Scientific News Health care Therapy of a gene GENE THERAPY TO TREAT HEART DISEASE IS BEING TESTED ON ANIMALS
Gene
therapy to treat heart disease is being tested on animals
Philadelphia.
Someday, weak-heart people will be able to use gene therapy to prevent further
deterioration of a coronary artery condition. Gene therapy is also hoped to
assist in treating major heart diseases.
Tests on pigs conducted by Mr.
Levi, a researcher from Philadelphian Child’s Hospital (PChH), have shown that
the DNA genes added with stents can successfully be fixed to artery wall of
tested animals.
“This is the first example of
successful gene transfer to animals. It have helped
to successfully carry out
operations on blood vessels”, said the director of the PChH’s Cardiology
Pediatric Research laboratory. “This methodology is vital for treating
coronary artery diseases with a help of gene therapy”.
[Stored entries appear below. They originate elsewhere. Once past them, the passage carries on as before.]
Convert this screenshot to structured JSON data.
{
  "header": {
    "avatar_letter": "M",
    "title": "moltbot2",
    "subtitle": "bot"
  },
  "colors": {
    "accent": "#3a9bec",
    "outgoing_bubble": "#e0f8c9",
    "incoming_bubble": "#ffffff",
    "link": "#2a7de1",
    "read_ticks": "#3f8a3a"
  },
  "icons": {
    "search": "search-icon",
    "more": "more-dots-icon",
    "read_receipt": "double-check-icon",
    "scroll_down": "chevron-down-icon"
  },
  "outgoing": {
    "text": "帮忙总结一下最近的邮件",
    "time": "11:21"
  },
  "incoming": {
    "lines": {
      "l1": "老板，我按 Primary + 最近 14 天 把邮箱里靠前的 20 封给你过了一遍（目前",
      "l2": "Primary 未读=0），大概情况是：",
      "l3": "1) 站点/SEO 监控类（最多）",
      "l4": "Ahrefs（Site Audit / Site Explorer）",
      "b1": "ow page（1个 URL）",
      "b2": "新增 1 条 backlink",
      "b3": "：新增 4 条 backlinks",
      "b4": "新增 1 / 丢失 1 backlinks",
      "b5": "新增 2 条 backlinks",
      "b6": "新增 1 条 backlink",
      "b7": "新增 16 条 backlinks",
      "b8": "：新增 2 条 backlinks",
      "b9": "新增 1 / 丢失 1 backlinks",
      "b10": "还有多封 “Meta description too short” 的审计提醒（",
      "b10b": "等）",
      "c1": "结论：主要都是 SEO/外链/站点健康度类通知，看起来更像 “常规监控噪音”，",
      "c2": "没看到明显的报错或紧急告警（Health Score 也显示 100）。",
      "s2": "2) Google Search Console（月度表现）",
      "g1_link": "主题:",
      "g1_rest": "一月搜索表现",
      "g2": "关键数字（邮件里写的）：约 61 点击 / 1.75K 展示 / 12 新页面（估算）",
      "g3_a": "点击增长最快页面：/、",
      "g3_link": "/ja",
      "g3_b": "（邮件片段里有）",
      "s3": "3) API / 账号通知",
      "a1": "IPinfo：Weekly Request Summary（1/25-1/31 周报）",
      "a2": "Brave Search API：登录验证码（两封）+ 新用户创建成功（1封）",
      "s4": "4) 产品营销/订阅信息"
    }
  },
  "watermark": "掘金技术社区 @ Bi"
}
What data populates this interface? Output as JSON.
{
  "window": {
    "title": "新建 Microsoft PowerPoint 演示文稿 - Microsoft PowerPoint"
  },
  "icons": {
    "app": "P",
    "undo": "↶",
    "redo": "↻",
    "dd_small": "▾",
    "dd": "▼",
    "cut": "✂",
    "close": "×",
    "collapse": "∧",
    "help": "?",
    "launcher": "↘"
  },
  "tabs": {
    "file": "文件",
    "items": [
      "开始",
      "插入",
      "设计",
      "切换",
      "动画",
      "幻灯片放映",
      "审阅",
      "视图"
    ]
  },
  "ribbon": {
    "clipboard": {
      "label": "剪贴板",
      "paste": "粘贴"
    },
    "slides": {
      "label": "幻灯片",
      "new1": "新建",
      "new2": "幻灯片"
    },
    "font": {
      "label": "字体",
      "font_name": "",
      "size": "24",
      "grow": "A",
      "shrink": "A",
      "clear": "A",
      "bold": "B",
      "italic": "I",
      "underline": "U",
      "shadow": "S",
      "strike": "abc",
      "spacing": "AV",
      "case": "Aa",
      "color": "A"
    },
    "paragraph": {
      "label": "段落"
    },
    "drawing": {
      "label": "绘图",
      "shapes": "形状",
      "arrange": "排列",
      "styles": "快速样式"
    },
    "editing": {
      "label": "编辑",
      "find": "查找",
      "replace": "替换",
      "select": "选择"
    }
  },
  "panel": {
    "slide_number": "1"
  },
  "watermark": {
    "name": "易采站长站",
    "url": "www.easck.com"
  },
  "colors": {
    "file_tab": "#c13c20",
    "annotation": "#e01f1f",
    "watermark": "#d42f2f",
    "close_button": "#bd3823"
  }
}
Stents are typically used for
effecting plastic operations on vessels to partly block coronary arteries. When
a small air bubble has been introduced through a cather, the said bubble is than
expanded to enlarge a shrunk vessel (an ordinary procedure in plastic operations
on vessels). However, in appr. 30% of all the cases, stents damage artery, and
vessel cells have to recover over months. At the same time, new thrombus are
frequently formed.
The gene therapy method Mr. Levi
has developed and uses provides for introduction of a gene or gene combination
to facilitate control over blood vessel damage and prevent further cells
rehabilitation growth on the artery wall. “Researches on this subject has to
be continued to identify genes which would bring best results, if the
newly-developed method is applied”, said Mr. Levi. The tests on animals have
proved the feasibility of the gene therapy method.
Unlike other approaches in gene
therapy, which presume application of viruses as a vehicle for incorporating the
cells into the proper place in the DNA structure, Mr. Levi’s team uses the DNA
only within a film decomposing by microorganisms; the said film covers metal
stents. The new methodology enables to effect control over artificially-changed
cells and doesn’t let them go outside the certain boundaries (in this
particular case, outside arteries). In contrast, virus-based methodologies
can’t stop distribution of the changed cells throughout the organism.